Ce qu’il faut préciser ici, c’est que grâce à une coalition régionale, la Syrie et l’Irak ont pu reprendre le contrôle de la sécurité du pays. Ceux qui mettaient des bâtons dans les roues étaient bien les mêmes instances internationales qui prétendaient lutter contre le terrorisme.

Le président Issoufou n’est pas le premier à demander la création d’une coalition internationale pour combattre le terrorisme. En mai dernier, le ministre burkinabé des Affaires étrangères, Alpha Barry, avait réclamé la même chose au nom des pays du G5 Sahel lors d’une intervention devant le Conseil de sécurité des Nations unies.
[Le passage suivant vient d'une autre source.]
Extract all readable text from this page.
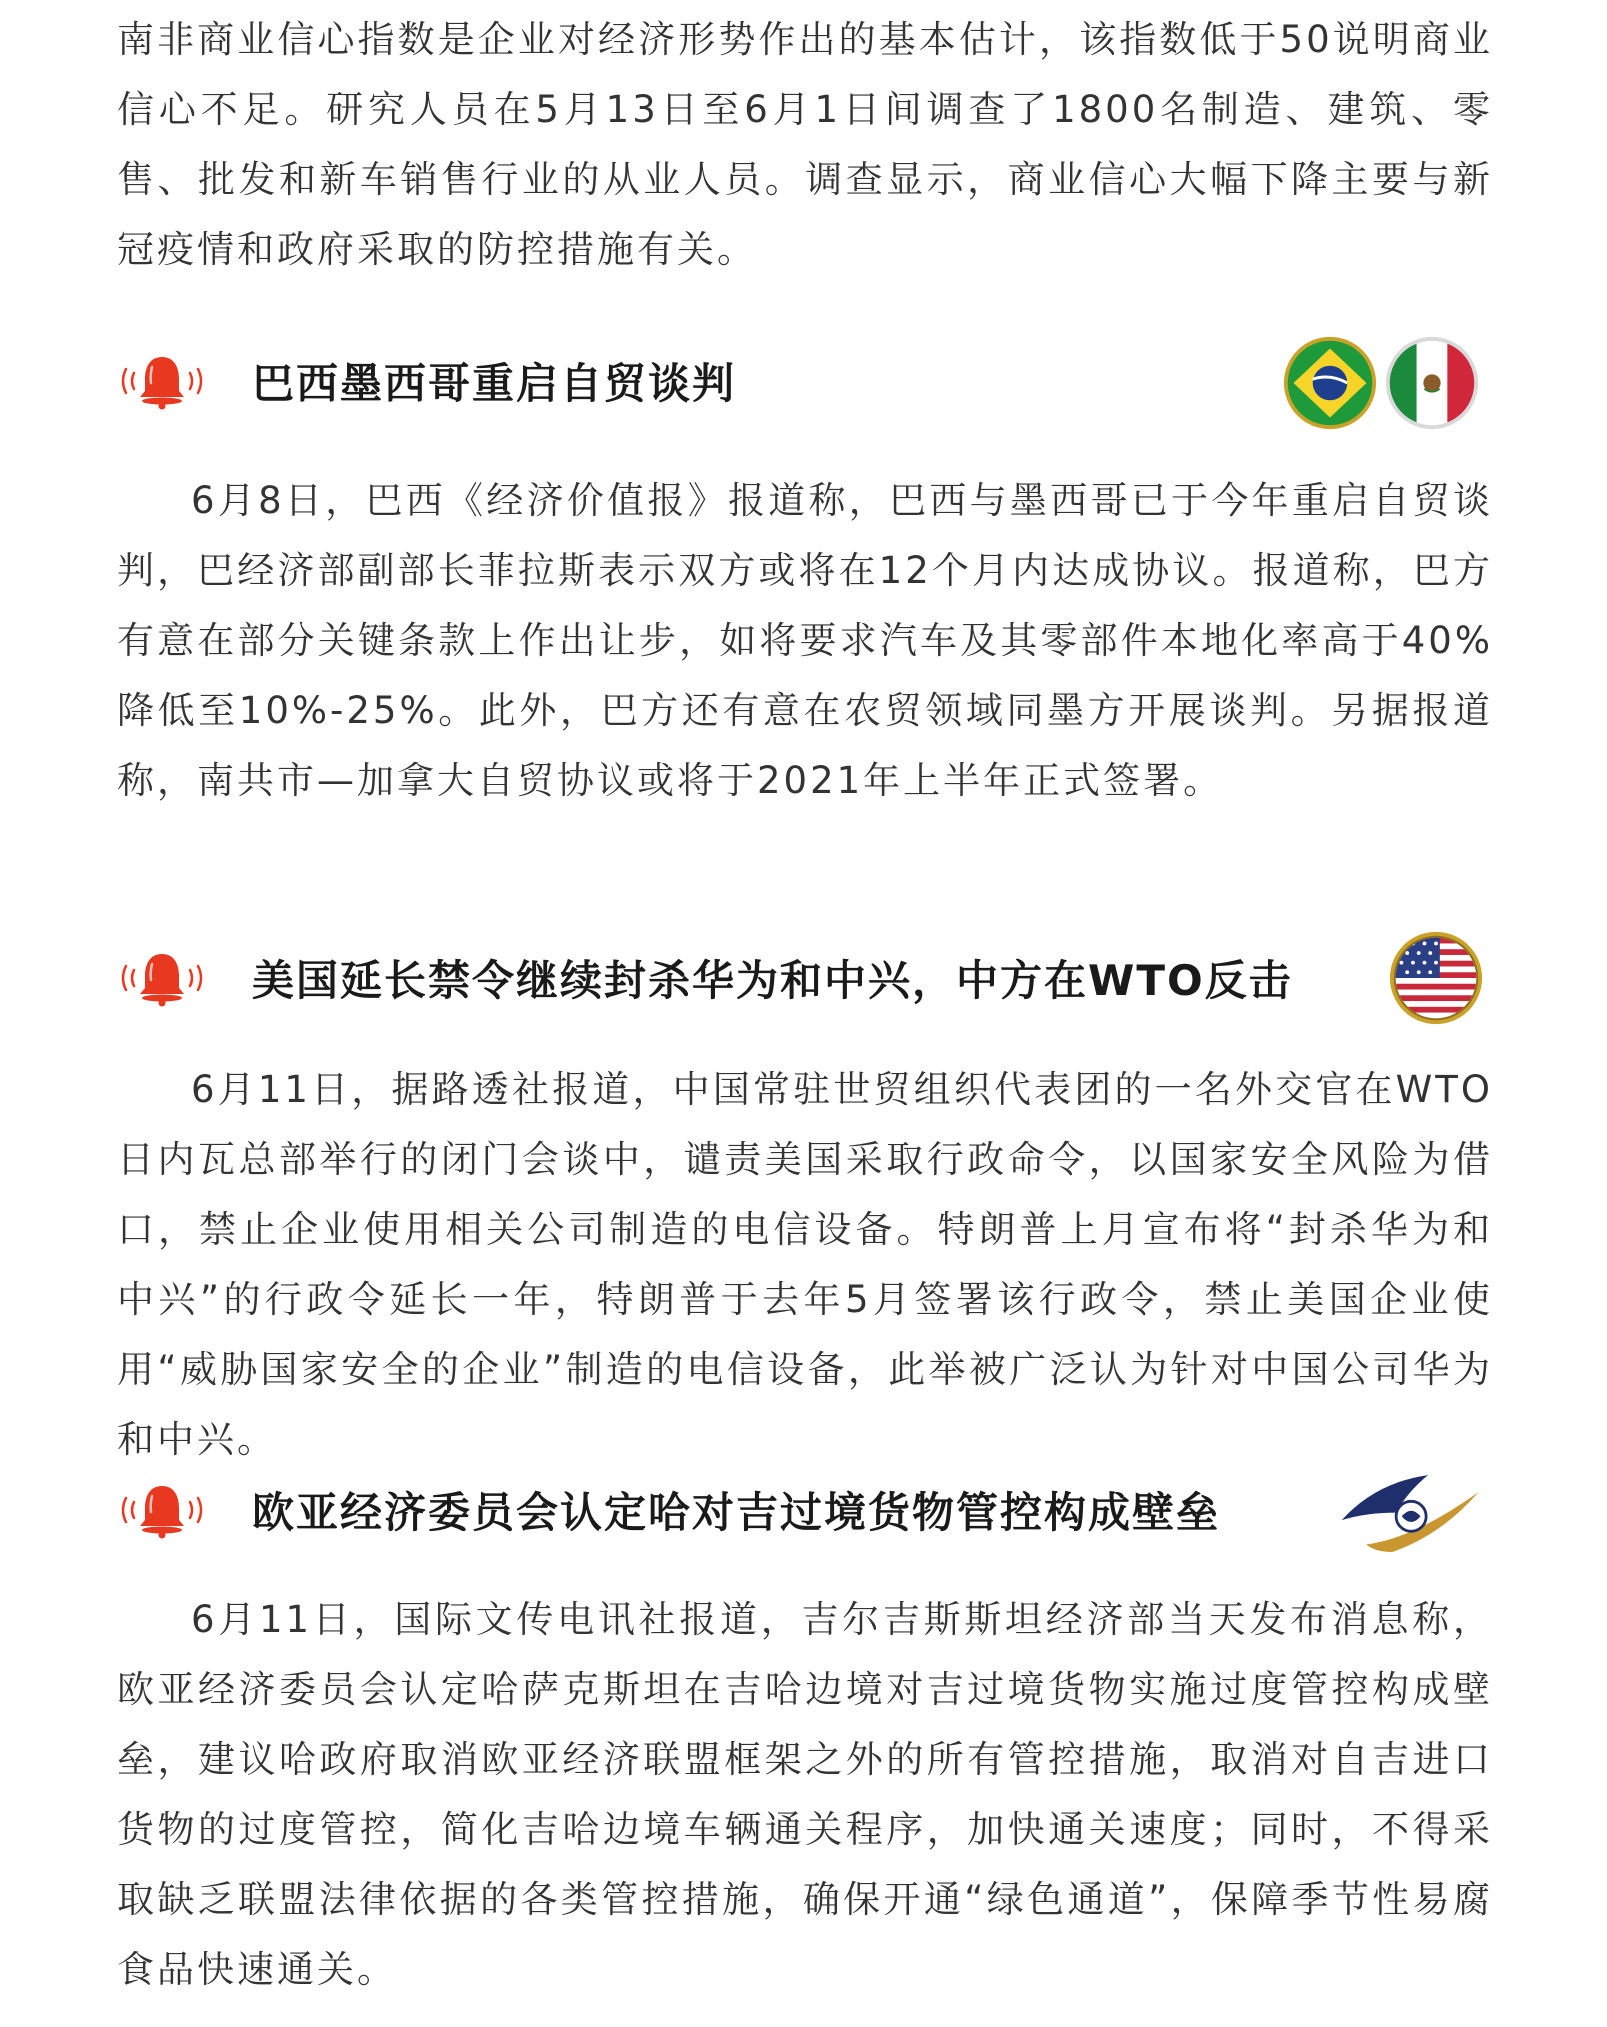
南非商业信心指数是企业对经济形势作出的基本估计，该指数低于50说明商业信心不足。研究人员在5月13日至6月1日间调查了1800名制造、建筑、零售、批发和新车销售行业的从业人员。调查显示，商业信心大幅下降主要与新冠疫情和政府采取的防控措施有关。

巴西墨西哥重启自贸谈判

6月8日，巴西《经济价值报》报道称，巴西与墨西哥已于今年重启自贸谈判，巴经济部副部长菲拉斯表示双方或将在12个月内达成协议。报道称，巴方有意在部分关键条款上作出让步，如将要求汽车及其零部件本地化率高于40%降低至10%-25%。此外，巴方还有意在农贸领域同墨方开展谈判。另据报道称，南共市—加拿大自贸协议或将于2021年上半年正式签署。

美国延长禁令继续封杀华为和中兴，中方在WTO反击

6月11日，据路透社报道，中国常驻世贸组织代表团的一名外交官在WTO日内瓦总部举行的闭门会谈中，谴责美国采取行政命令，以国家安全风险为借口，禁止企业使用相关公司制造的电信设备。特朗普上月宣布将“封杀华为和中兴”的行政令延长一年，特朗普于去年5月签署该行政令，禁止美国企业使用“威胁国家安全的企业”制造的电信设备，此举被广泛认为针对中国公司华为和中兴。

欧亚经济委员会认定哈对吉过境货物管控构成壁垒

6月11日，国际文传电讯社报道，吉尔吉斯斯坦经济部当天发布消息称，欧亚经济委员会认定哈萨克斯坦在吉哈边境对吉过境货物实施过度管控构成壁垒，建议哈政府取消欧亚经济联盟框架之外的所有管控措施，取消对自吉进口货物的过度管控，简化吉哈边境车辆通关程序，加快通关速度；同时，不得采取缺乏联盟法律依据的各类管控措施，确保开通“绿色通道”，保障季节性易腐食品快速通关。
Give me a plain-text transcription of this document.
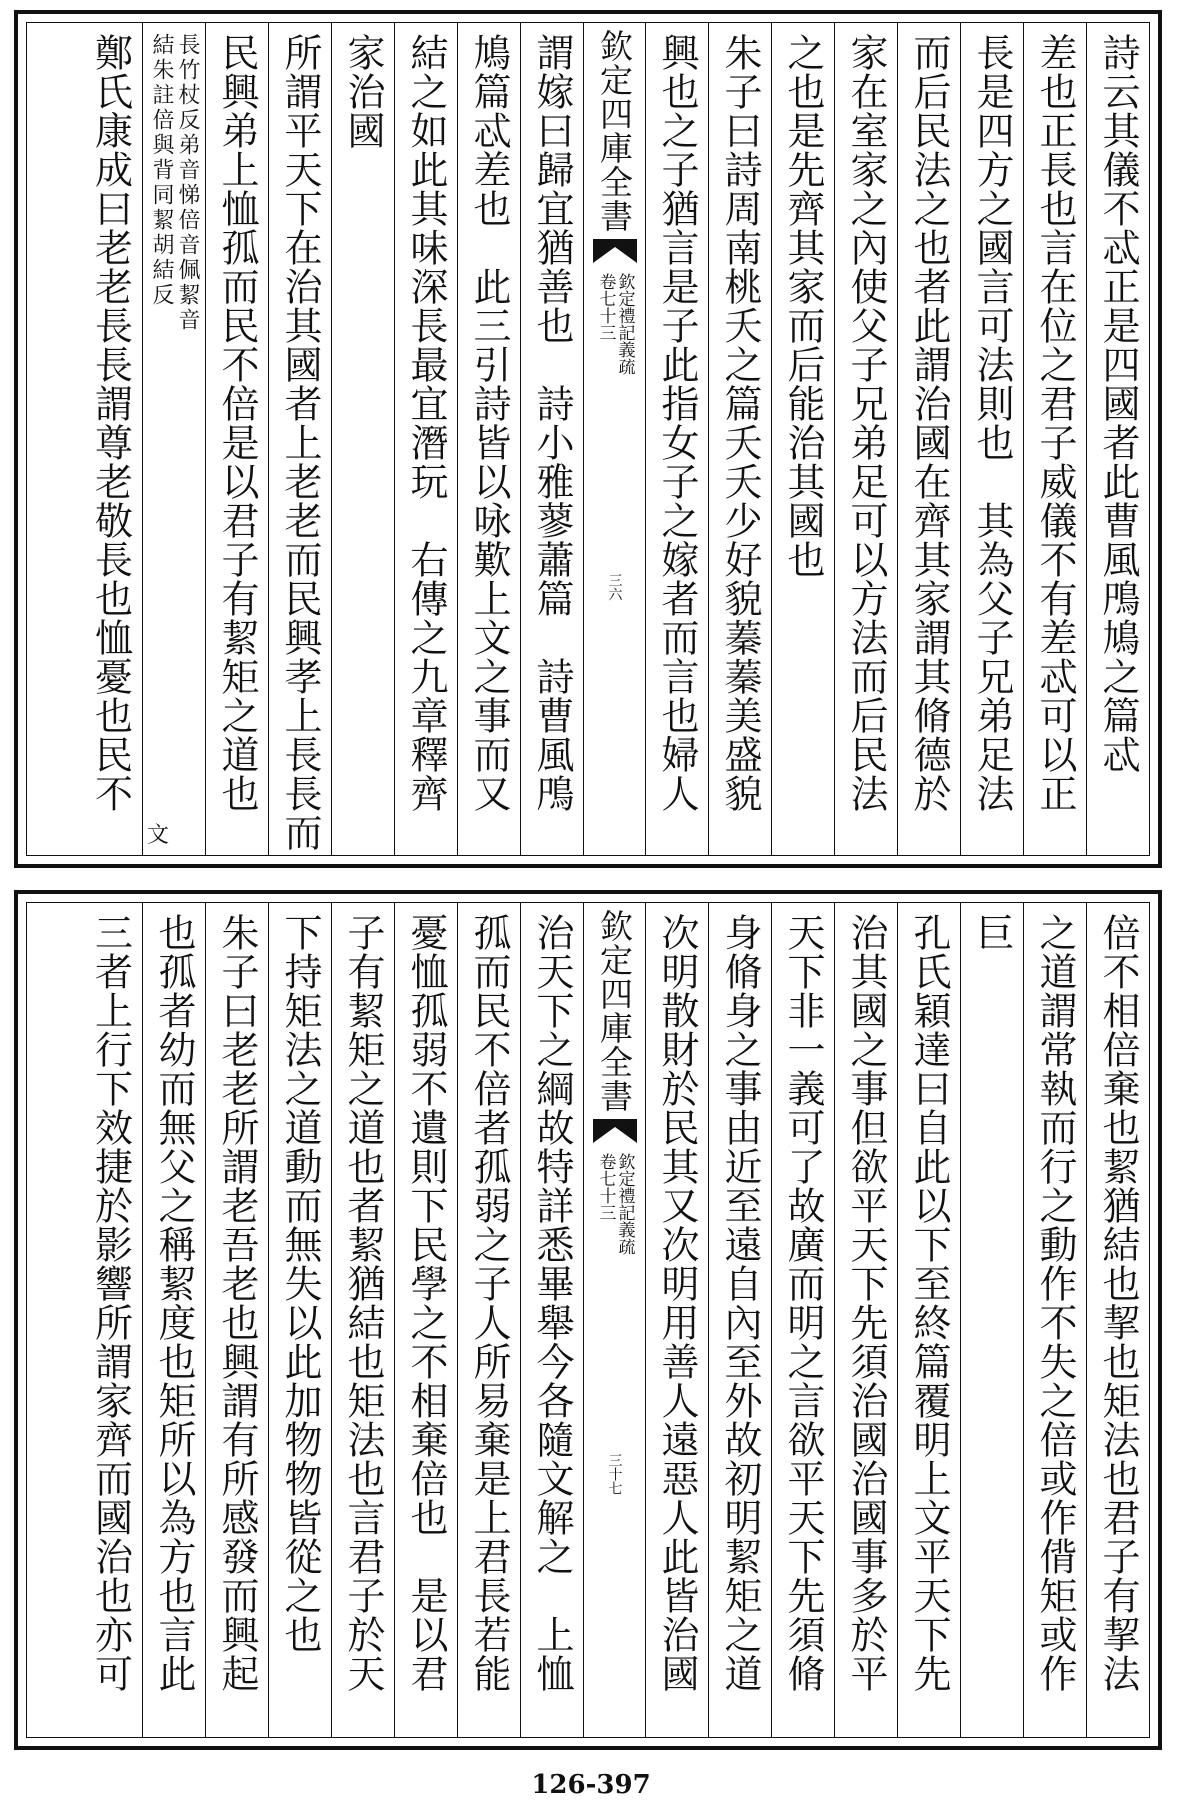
詩云其儀不忒正是四國者此曹風鳲鳩之篇忒
差也正長也言在位之君子威儀不有差忒可以正
長是四方之國言可法則也　其為父子兄弟足法
而后民法之也者此謂治國在齊其家謂其脩德於
家在室家之內使父子兄弟足可以方法而后民法
之也是先齊其家而后能治其國也
朱子曰詩周南桃夭之篇夭夭少好貌蓁蓁美盛貌
興也之子猶言是子此指女子之嫁者而言也婦人
欽定四庫全書
欽定禮記義疏
卷七十三
三六
謂嫁曰歸宜猶善也　詩小雅蓼蕭篇　詩曹風鳲
鳩篇忒差也　此三引詩皆以咏歎上文之事而又
結之如此其味深長最宜潛玩　右傳之九章釋齊
家治國
所謂平天下在治其國者上老老而民興孝上長長而
民興弟上恤孤而民不倍是以君子有絜矩之道也
長竹杖反弟音悌倍音佩絜音
結朱註倍與背同絜胡結反
文
鄭氏康成曰老老長長謂尊老敬長也恤憂也民不
倍不相倍棄也絜猶結也挈也矩法也君子有挈法
之道謂常執而行之動作不失之倍或作偝矩或作
巨
孔氏穎達曰自此以下至終篇覆明上文平天下先
治其國之事但欲平天下先須治國治國事多於平
天下非一義可了故廣而明之言欲平天下先須脩
身脩身之事由近至遠自內至外故初明絜矩之道
次明散財於民其又次明用善人遠惡人此皆治國
欽定四庫全書
欽定禮記義疏
卷七十三
三十七
治天下之綱故特詳悉畢舉今各隨文解之　上恤
孤而民不倍者孤弱之子人所易棄是上君長若能
憂恤孤弱不遺則下民學之不相棄倍也　是以君
子有絜矩之道也者絜猶結也矩法也言君子於天
下持矩法之道動而無失以此加物物皆從之也
朱子曰老老所謂老吾老也興謂有所感發而興起
也孤者幼而無父之稱絜度也矩所以為方也言此
三者上行下效捷於影響所謂家齊而國治也亦可
126-397
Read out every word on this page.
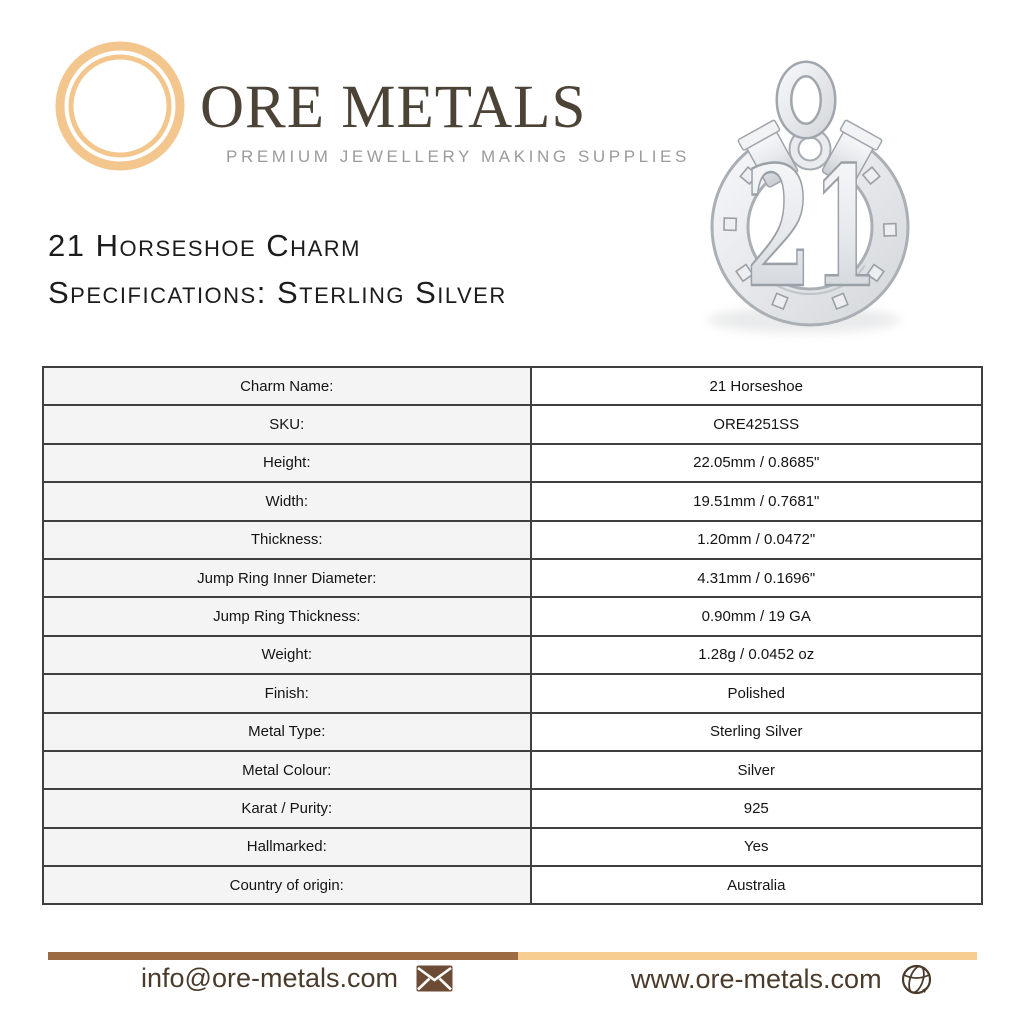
ORE METALS
PREMIUM JEWELLERY MAKING SUPPLIES 21
21 Horseshoe Charm
Specifications: Sterling Silver
Charm Name:	21 Horseshoe
SKU:	ORE4251SS
Height:	22.05mm / 0.8685"
Width:	19.51mm / 0.7681"
Thickness:	1.20mm / 0.0472"
Jump Ring Inner Diameter:	4.31mm / 0.1696"
Jump Ring Thickness:	0.90mm / 19 GA
Weight:	1.28g / 0.0452 oz
Finish:	Polished
Metal Type:	Sterling Silver
Metal Colour:	Silver
Karat / Purity:	925
Hallmarked:	Yes
Country of origin:	Australia
info@ore-metals.com	www.ore-metals.com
Le Mali, quant à lui, n’a pas fait la même demande. Le pays a préféré se tourner vers la Russie pour se sortir du cercle vicieux dans lequel les instances internationales l’ont enfoncé. Les populations sahéliennes continuent de demander le retrait des troupes d’occupation étrangère de leur pays, une résistance accrue s’est même mise en place pour contrer la mise en place des plans néocoloniaux qui visent l’Afrique.

Tout comme au Moyen-Orient, c’est aussi grâce au soutien apporté par les populations aux armées nationales et à une coopération régionale qu’il est possible de se défaire de ces plans néocoloniaux, et non pas grâce à la présence militaire étrangère.